A few days ago I went to visit the solo show of a great American artist: Sea Change by Helen Frankenthaler, at Gagosian. It was like taking a dip in history, like breathing an international air in one of the most famous galleries in the world. Sea Change is an exhibition that opens what will later be inaugurated at Palazzo Grimani in Venice, during the Biennale in May, and offers an interesting overview of the artist’s research between 1974 and 1983, years in which Frankenthaler begins to imagine a new path for her artistic career.
Great works, great paintings, great sensations. Echoes of the New York avant-garde and beyond. And yet Sea Change goes deeper, with a strong connection to water, as the title suggests: soft brush strokes and artworks of a very intense blue project us into immense oceans in which to immerse ourselves with body and mind. With the soul. Historic works such as Ocean Drive West, from 1974, are also exhibited for the first time in Rome.

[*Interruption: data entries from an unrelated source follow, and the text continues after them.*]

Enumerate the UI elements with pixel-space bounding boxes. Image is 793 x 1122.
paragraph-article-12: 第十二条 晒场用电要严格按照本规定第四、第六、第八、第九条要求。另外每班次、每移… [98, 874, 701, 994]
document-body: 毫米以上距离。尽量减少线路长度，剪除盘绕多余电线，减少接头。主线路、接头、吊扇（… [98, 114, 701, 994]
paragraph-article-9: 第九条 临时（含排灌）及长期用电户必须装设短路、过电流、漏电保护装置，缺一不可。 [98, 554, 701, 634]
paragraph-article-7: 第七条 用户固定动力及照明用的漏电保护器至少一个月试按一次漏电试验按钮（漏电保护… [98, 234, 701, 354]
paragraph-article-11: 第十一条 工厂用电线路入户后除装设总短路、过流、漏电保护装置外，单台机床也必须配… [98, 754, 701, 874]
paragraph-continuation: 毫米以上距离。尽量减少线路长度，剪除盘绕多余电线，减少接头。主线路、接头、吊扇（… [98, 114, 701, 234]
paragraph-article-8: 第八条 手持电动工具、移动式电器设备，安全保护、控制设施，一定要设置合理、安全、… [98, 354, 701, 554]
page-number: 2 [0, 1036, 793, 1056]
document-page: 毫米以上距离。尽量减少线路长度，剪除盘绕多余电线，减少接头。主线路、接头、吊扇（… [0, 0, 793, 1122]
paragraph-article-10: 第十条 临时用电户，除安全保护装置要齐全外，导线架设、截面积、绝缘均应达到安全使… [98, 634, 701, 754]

A lot of color, a fundamental element for one of the standard bearers of “Color Field” like Frankenthaler. Growing up in the environments of abstract expressionism, the artist feels the latter so strongly as to invent a new technique, the soak-stain, which simulates the watercolor, in the final resolution, through oil colors. A revolutionary technique for its period, a strong revolution that still deceives us too. A technique that Frankenthaler refines throughout the years, as can be seen in Reflection of 1977, in which the colors come from above, descending and dissolving. Here, in fact, the contemplation of color is completely different.
The artist, who died in 2011, was one of the protagonists of “color as an actor” in contemporary art. This is why she used it in various dimensions, especially to excite. If we look at Twilight, from 1980, for example, we can observe the result of a great juxtaposition that simultaneously creates thickness and nuances.
Between the 1970s and the 1980s, after moving to Connecticut, she changed her conception of “color”. Getting in touch with water, with the sea, her research achieves new depths. The solo show in question paints before us a crucial passage towards the third dimension.
Helen Frankenthaler is one of the most important artists in the history of contemporary art. Sea Change closes in July, don’t miss the chance to visit it!
Sea Change, at Gagosian gallery, Rome. Artist on display: Helen Frankenthaler.